René Dubos (born Feb. 20, 1901, Saint-Brice, France—died Feb. 20, 1982, New York, N.Y., U.S.) was a French-born American microbiologist, environmentalist, and author whose pioneering research in isolating antibacterial substances from certain soil microorganisms led to the discovery of major antibiotics. Dubos is also known for his research and writings on a number of subjects, including antibiotics, acquired immunity, tuberculosis, and bacteria indigenous to the gastrointestinal tract. In his later years his interest shifted to man’s relationship to the natural environment.

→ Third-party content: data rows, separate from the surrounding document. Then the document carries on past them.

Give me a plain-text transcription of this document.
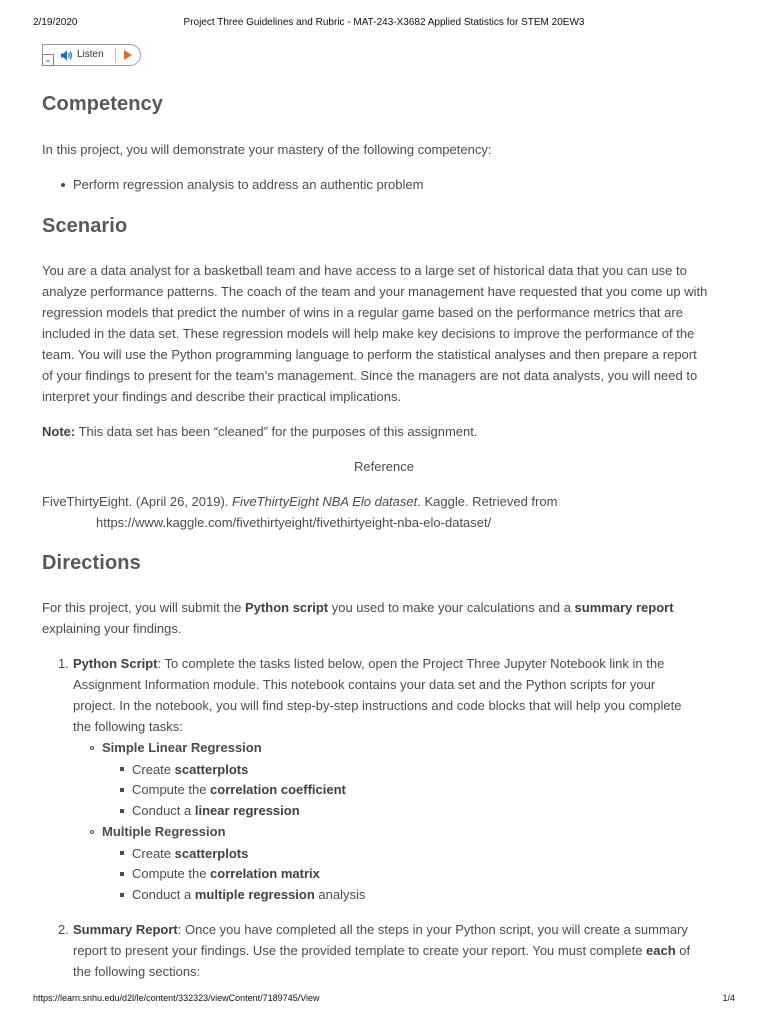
2/19/2020	Project Three Guidelines and Rubric - MAT-243-X3682 Applied Statistics for STEM 20EW3
⌄	Listen
Competency

In this project, you will demonstrate your mastery of the following competency:

Perform regression analysis to address an authentic problem
Scenario
You are a data analyst for a basketball team and have access to a large set of historical data that you can use to
analyze performance patterns. The coach of the team and your management have requested that you come up with
regression models that predict the number of wins in a regular game based on the performance metrics that are
included in the data set. These regression models will help make key decisions to improve the performance of the
team. You will use the Python programming language to perform the statistical analyses and then prepare a report
of your findings to present for the team’s management. Since the managers are not data analysts, you will need to
interpret your findings and describe their practical implications.
Note: This data set has been “cleaned” for the purposes of this assignment.
Reference
FiveThirtyEight. (April 26, 2019). FiveThirtyEight NBA Elo dataset. Kaggle. Retrieved from
https://www.kaggle.com/fivethirtyeight/fivethirtyeight-nba-elo-dataset/
Directions
For this project, you will submit the Python script you used to make your calculations and a summary report
explaining your findings.
1. Python Script: To complete the tasks listed below, open the Project Three Jupyter Notebook link in the
Assignment Information module. This notebook contains your data set and the Python scripts for your
project. In the notebook, you will find step-by-step instructions and code blocks that will help you complete
the following tasks:
Simple Linear Regression
Create scatterplots
Compute the correlation coefficient
Conduct a linear regression
Multiple Regression
Create scatterplots
Compute the correlation matrix
Conduct a multiple regression analysis
2. Summary Report: Once you have completed all the steps in your Python script, you will create a summary
report to present your findings. Use the provided template to create your report. You must complete each of
the following sections:
https://learn.snhu.edu/d2l/le/content/332323/viewContent/7189745/View	1/4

In 1921 Dubos graduated from the Institut National Agronomique in Paris. Three years later he emigrated to the United States and continued his studies at Rutgers University (Ph.D., 1927). He then joined the Rockefeller Institute for Medical Research in New York City, where he spent most of his career, becoming a professor in 1957 and professor emeritus in 1971.
In 1930 Dubos isolated from a soil microorganism an enzyme that could decompose part of the bacillum that causes lobar pneumonia in humans. The enzyme subsequently proved to have a therapeutic effect on laboratory animals with that disease. In 1939 Dubos isolated another antibacterial substance and named it tyrothricin. This substance, which he was able to chemically analyze, became the first antibiotic to be commercially manufactured, though it soon proved too toxic for large-scale use. Dubos’s researches and techniques stimulated interest in penicillin and led Selman Waksman, Albert Schatz, and Elizabeth Bugie to isolate streptomycin.
Dubos’s works include Bacterial and Mycotic Infections in Man (1948), Pasteur and Modern Medicine (1960), Man, Medicine, and Environment (1968), and So Human an Animal (1968; Pulitzer Prize, 1969). He was for many years an editor of the Journal of Experimental Medicine.